Cuando un país impone un arancel para favorecer la producción nacional no solo está dificultando las exportaciones del resto del mundo, sino que también reduce las opciones de sus consumidores
Porque eso es precisamente el sistema multilateral de comercio: un equilibrio por el que a nadie le interesa adoptar una estrategia proteccionista, porque sabe que eso autorizaría al resto a aplicarla también. Pero para que esa amenaza sea verdaderamente disuasoria, es preciso que sea creíble: si cuando un país se salta el acuerdo e impone aranceles no es respondido, otros países tendrían incentivos a imponer aranceles esperando asimismo la inacción del resto.

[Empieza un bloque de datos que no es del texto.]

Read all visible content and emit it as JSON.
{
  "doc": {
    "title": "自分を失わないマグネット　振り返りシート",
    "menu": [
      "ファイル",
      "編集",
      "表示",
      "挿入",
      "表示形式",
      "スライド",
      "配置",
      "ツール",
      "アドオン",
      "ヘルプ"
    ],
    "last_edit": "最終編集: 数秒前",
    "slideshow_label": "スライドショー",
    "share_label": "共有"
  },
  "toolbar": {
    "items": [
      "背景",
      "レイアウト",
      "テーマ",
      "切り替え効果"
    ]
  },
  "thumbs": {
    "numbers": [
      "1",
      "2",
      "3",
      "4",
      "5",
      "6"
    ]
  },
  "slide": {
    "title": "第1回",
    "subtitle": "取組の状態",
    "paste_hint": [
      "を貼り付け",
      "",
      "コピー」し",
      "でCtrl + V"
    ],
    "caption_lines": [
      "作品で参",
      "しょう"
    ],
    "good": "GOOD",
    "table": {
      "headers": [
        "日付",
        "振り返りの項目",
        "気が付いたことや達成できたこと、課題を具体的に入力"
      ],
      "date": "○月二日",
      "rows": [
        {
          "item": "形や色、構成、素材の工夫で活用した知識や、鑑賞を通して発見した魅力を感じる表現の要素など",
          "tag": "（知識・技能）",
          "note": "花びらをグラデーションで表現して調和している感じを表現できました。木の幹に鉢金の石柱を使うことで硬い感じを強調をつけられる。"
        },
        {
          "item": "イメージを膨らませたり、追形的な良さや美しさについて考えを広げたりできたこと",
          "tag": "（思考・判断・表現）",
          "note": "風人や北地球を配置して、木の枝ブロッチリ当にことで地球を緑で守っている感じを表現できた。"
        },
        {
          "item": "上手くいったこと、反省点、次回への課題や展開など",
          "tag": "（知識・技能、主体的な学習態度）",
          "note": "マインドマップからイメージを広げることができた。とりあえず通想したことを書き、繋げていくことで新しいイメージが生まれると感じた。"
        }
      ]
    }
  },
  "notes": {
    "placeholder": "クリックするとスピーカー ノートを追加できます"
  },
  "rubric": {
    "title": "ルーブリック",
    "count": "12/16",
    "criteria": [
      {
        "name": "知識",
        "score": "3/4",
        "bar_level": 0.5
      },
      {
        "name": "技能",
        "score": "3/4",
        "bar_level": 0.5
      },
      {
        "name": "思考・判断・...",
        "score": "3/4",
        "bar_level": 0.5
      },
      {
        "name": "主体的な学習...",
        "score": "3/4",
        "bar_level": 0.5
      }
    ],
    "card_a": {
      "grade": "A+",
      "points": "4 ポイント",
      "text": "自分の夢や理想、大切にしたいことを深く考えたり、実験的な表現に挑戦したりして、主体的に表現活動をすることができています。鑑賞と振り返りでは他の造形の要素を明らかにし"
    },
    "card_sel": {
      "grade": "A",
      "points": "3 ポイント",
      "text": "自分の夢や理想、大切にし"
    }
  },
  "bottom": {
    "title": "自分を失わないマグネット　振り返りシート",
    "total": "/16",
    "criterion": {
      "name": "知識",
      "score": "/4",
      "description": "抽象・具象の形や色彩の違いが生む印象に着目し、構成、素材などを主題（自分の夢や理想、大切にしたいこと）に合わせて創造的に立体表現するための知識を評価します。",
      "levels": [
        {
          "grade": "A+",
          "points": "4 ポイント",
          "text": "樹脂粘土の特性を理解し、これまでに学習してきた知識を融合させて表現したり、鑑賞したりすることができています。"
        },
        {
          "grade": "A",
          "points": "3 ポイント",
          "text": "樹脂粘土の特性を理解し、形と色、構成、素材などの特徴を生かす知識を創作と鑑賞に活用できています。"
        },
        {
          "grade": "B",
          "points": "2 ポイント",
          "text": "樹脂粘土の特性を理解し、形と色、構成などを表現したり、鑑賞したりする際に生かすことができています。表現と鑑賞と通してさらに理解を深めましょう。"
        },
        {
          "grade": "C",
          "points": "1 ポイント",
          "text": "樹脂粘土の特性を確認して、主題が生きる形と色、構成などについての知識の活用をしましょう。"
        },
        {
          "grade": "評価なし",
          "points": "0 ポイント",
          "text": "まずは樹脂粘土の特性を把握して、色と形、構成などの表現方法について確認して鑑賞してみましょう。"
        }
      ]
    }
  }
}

Por este mismo razonamiento, cuando un país de la OPEP aumenta la producción de petróleo los demás le siguen, y por eso la Unión Europea no puede permitir que del Brexit se derive un acuerdo demasiado favorable para el Reino Unido. Es simplemente una cuestión de supervivencia: ningún acuerdo basado en la cooperación puede generar incentivos a la falta de cooperación.
Así pues, la Unión Europea y Canadá están obligados a reaccionar ante la arbitrariedad de la imposición de aranceles por parte de Estados Unidos –a su vez basada seguramente más en cuestiones políticas y electorales que económicas–. No porque a corto plazo sea bueno económicamente para ellos, sino porque no pueden permitirse no hacerlo sin arriesgar la propia estabilidad del sistema multilateral de comercio. Un sistema cuya ruptura podría, a su vez, provocar a medio plazo unos costes económicos mucho mayores. Las medidas unilaterales tienen que tener consecuencias: si sale gratis saltarse las reglas de la OMC, todo el mundo tendrá incentivos a hacerlo.
La UE no puede permitir que del Brexit se derive un acuerdo demasiado favorable para el Reino Unido, porque ningún acuerdo basado en la cooperación puede generar incentivos a la falta de cooperación
De hecho, las represalias por parte de los socios comerciales de Estados Unidos son hoy en día aún más esperables que en los años 30 del siglo pasado, cuando Hoover –otro empresario metido a presidente– decidió, contra el criterio de la comunidad de economistas y empresarios de su país, imponer un incremento medio del 20 por ciento de los aranceles de productos agrícolas e industriales (el Arancel Smoot-Haley), provocando una cadena de represalias que, unidas a la crisis financiera de 1931 y las devaluaciones competitivas, terminaron por agravar aún más la situación económica. Si hay algo que aprendieron los creadores del Acuerdo General de Aranceles y Comercio (GATT) de 1947 –precursor de la OMC– es que la vía de la no-cooperación y de las represalias comerciales solo lleva al desastre.
Trump debería aprender de George Marshall, quien, consciente de que una Europa destruida y llena de rencor era el mejor germen de futuros conflictos, dedicó sus esfuerzos a prevenir una nueva guerra. Para ello, propuso un plan de financiación de la reconstrucción europea (el Plan Marshall) que permitiese a los países superar la destrucción de sus infraestructuras e incentivó el comercio con Estados Unidos, sentando además las bases de la posterior cooperación europea. De este modo, buscando el beneficio económico de Europa, se aseguró al mismo tiempo la tranquilidad y el beneficio económico de Estados Unidos.
Por el momento, sin embargo, Trump cree que el perjuicio económico de Europa y Canadá traerá beneficios. Quizás a él, electoralmente y solo a corto plazo. Pero pronto comprobará que nadie gana nunca una guerra comercial, y si los efectos económicos y las sanciones no le hacen recular –como a Bush, también con el acero–, terminarán –como a Hoover– por hacerle caer.